Wednesday, November 28, 2012

A Royal Affair (En kongelig affære)

I don't know about you but when I hear "royal Danish" I think of pastry, or possibly those cookies that aren't great but are hard to stop eating. So you can imagine my surprise to discover that Danish is a real country (or was once) that has real royalty (or had once)!


A Royal Affair is a Danish period piece centered around the story of the not-quite-stable King Christian VII, his neglected English wife, Caroline Mathilda (sister to George III), and the German doctor, Johann Fredrich Streunsee that ran Denmark and schtupped the queen for a while.

Basically, Christian VII is not much of a king, and his council is running the show, protecting all the necessary interests and downtroddening (new word!) all the peasants, until some courtly outsiders get the idea to bring in Streunsee as the royal doctor. Streunsee and Christian hit it off (throuh a shared love of Shakespeare, according to the film) and the German's influence of the Dane grows slowly.

As does his attraction to the Queen, who is neglected in this film due to her not caring much for the King's erratic ways (including his tendency to whore around in public), although (historically) rumors of his homosexuality also abounded. (Naturally. Are there any historical figures who aren't gay?)

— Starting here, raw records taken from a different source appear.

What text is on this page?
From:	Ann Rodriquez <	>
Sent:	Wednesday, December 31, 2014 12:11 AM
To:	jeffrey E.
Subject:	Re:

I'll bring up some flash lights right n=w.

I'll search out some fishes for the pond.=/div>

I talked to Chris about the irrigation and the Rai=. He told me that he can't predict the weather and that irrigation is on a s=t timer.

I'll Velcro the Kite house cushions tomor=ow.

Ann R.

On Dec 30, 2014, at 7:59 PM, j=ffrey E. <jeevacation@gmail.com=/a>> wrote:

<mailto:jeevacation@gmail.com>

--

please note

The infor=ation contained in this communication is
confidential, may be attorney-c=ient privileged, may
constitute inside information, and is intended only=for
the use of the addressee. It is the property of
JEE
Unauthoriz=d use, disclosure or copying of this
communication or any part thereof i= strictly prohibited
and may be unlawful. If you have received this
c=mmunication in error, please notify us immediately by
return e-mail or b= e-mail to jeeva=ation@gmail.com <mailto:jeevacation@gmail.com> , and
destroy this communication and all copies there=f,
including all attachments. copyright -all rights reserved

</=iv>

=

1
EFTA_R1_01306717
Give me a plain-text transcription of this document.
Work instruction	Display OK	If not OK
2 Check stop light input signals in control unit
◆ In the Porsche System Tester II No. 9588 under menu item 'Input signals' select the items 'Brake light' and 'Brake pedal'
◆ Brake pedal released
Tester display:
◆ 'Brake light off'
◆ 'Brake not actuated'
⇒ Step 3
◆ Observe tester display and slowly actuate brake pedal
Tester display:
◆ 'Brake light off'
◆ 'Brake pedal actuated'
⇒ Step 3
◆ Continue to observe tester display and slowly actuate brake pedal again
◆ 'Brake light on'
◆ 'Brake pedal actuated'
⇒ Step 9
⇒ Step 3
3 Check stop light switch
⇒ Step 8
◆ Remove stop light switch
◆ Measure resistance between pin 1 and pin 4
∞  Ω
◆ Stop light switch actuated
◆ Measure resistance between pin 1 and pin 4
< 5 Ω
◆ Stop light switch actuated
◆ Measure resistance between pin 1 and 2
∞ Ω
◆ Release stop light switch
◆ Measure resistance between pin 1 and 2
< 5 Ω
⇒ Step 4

The Queen and the Doctor have a love for liberal philosophy. (Tragically, largely Rousseau.) The Danish council doesn't have any interest in any of this reform nonsense, and blocks even the mildest sorts of reforms, like making it illegal to insulate the walls of your drafty old castle with peasant children.

The film is highly sympathetic to the Queen and to Streunsee, and their reforms and it's a highly entertaining tale of—well, really, how thinking with one's sexual organs can interfere with the noblest of agenda. So, I can recommend it on this basis. The Boy also liked.

That said, I couldn't help but notice—help but wonder and dream—if only they had read more Smith instead of Rousseau. They enact ruling after ruling after ruling, changing the country dramatically overnight, or at least meaning to.

The ensuing chaos does not endear them much to The People, even if they quite like not being used as fiberglass. In fact, The People are all too happy to angrily mob it up at the service of the mean-old Council when it tries to get back in power. (Though the implication is that these are like those fake "grassroots protests" the unions are always putting on.)

I couldn't help but notice, though, that all the money for their plans came from taxing the rich—which, if it were ever going to work, it would've been in the Enlightenment or earlier when the rich really did have all the money—and they were soon out of it.

They drained the coffers and made a lot of enemies. Soon, they had run out of other people's money to spend. If they'd operated less from a viewpoint of condescension to the peasantry and more from a viewpoint of respect, a free market could have flourished—that they then could have taxed to fun their wacky schemes.

Well, as you can imagine, it all ends in tears, as these things always do. Everyone (everyone!) portrayed in this movie is dead now, letting it stand as a cautionary tale that no matter how good your intentions are, you will be dead 300 years from now.

Or maybe I missed the point. It happens.

(This film is Denmark's submission to the Academy for best foreign language picture.)


  1. There is a gorgeous Harlequin Great Dane in this flick. Christian VII appoints it to the Council.